Let’s clear things up a bit:

1. SEO Has Become Much More Integrated and Different

Many SEOs would ignore very important digital marketing perspective, including user experience, brand building, etc. The main reason for existing was to get a page ranked in search engines.
Nowadays it's finally different: SEO is only one component of achievement. It's next to difficult to accomplish high rankings without building authority and brand awareness, or without ensuring users will have a better experience using the website. Google has taken the majority of that in the record: they monitor how users interact with a site, how fulfilled they are, and how rapidly they find answers when landing on a page from search results.
Most companies are offering full-package internet marketing services that include video production, social media marketing and usability. Some companies even go beyond that by giving “integrated marketing services”. 

2. SEO Is No Longer Focused on Exact-Match Strings

Remember the days when writers were given one phase and compelled to use it a specific number of times in content?
Well, those days are joyfully finished.

Search engines have moved past supposed "keyword strings". They would now be able to get ideas, entities and topics. After updating in algorithm, now Google understands all kinds of phrases that can satisfy the initial query of the user and focuses on the quality of the results rather than matching the exact match strings. Quality and depth of content have turned out to be considerably more significant than the exact keyword you put on the page. When you start working on content, make sure you understand related subtopics and subcategories that need to be included in your site or article.

3. Search Gives Us Lots of Cues

Search has developed. Google has become to be more brilliant at distinguishing search intent and giving their users precisely what they need. They have turned out to be better at distinguishing peoples' struggles and serving the best answer within search results. They have figured out how to discover inquiries behind questions and show their users more options for researching a topic.
The fact that all of that comes up in search results makes it workable for writers to become familiar with any point they are writing for. The key is to figure out how to see and interpret those cues to make progressively valuable and better-optimized content.
Let’s see how it gives cues:

1) When searching, look at all kinds of search results that come up.
·       Is there a video carousel? If you found videos search result that means Google has found users engage with videos more, so maybe you need to put video for that particular keyword.
·      Are there image results? It means Google has seen its users look for visual content when searching.
·       Are there shopping results? This signal of high commercial intent, so your article may not do so well here.

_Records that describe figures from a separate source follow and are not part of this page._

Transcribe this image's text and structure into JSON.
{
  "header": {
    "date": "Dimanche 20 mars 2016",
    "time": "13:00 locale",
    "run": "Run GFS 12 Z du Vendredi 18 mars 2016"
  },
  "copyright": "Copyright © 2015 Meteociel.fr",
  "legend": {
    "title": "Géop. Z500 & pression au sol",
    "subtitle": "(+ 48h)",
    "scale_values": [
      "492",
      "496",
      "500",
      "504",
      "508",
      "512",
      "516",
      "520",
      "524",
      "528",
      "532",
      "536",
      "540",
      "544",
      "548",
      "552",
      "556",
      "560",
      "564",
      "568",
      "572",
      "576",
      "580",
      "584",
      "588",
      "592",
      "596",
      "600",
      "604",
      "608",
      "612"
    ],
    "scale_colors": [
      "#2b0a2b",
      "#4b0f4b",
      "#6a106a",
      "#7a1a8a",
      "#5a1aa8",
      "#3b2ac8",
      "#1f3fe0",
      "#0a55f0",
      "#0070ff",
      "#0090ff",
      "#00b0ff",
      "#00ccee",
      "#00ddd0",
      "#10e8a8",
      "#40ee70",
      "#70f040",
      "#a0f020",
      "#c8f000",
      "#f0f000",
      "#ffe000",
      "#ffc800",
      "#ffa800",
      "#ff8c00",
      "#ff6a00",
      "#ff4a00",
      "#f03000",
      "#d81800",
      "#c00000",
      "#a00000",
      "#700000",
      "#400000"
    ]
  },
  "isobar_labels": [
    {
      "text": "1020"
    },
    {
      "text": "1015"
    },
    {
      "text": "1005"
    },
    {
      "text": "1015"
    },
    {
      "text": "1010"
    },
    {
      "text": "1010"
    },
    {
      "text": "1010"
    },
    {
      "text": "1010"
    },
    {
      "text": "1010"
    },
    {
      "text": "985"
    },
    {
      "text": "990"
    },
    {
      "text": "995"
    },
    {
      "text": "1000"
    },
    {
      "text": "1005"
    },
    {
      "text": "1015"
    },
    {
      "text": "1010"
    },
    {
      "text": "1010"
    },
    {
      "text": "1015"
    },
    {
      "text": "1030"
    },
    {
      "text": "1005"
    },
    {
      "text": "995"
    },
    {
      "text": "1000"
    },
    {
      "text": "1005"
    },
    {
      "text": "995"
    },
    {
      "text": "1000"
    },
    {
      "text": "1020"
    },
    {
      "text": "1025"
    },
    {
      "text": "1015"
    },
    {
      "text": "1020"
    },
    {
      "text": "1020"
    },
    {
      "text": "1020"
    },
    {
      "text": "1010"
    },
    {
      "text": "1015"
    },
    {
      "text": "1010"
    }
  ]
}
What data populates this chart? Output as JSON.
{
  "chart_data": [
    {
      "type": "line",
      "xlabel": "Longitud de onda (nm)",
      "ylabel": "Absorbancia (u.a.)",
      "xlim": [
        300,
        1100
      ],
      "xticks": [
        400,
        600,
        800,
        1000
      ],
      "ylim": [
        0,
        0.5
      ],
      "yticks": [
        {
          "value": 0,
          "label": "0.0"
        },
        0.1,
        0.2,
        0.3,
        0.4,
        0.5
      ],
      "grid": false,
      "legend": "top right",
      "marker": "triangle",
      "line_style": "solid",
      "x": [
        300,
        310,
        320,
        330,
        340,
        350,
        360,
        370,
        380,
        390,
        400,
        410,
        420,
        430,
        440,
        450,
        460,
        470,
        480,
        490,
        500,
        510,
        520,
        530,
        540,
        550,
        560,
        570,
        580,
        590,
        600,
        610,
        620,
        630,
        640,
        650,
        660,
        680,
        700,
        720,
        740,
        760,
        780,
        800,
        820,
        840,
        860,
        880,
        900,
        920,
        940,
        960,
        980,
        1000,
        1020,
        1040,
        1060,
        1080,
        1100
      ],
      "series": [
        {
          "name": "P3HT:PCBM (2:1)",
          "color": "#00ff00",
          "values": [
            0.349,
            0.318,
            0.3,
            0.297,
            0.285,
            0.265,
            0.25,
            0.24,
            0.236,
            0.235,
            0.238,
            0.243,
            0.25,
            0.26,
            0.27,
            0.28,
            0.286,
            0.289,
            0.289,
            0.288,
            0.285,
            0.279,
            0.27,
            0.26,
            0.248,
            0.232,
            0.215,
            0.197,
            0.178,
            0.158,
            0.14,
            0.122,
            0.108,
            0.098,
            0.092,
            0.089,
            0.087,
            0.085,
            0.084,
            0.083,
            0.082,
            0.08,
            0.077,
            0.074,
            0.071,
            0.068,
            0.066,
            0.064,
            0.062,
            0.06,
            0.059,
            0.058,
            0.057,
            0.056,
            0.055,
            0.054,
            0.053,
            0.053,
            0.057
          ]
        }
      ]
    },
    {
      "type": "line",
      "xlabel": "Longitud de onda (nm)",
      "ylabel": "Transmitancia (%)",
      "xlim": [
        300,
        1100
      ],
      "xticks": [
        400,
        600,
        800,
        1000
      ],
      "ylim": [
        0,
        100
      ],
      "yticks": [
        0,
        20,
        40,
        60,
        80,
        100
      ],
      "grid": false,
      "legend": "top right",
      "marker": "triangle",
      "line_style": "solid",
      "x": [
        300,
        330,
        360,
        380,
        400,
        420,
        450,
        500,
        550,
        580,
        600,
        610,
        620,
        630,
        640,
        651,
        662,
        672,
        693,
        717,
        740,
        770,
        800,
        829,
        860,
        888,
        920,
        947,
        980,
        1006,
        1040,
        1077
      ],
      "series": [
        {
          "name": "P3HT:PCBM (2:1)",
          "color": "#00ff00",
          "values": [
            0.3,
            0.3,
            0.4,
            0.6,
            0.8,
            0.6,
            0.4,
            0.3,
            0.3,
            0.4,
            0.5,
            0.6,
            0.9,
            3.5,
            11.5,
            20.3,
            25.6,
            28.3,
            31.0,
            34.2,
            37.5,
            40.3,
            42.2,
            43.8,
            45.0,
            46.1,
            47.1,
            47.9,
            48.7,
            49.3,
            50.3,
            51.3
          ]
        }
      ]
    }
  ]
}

2) When searching, check out “People Also Ask” results.
Google's "People Also Ask" boxes show prominent inquiries based on your query. These give a goldmine of content motivation. Click on some of those questions to see more questions.

3) When searching, pay attention to Google’s Featured Snippets.
Google has gone far at figuring out how to see any web copy and extracting useful information.
·        Define concepts
·        Focus on facts and numbers (e.g. if you are describing a tool, explain its pricing)
·        Use subheadings (especially if you are using questions from the step above)

Nowadays, rather than compelling artificial copy, Google improves your content by instructing you to research more, structure better and use a more varied vocabulary.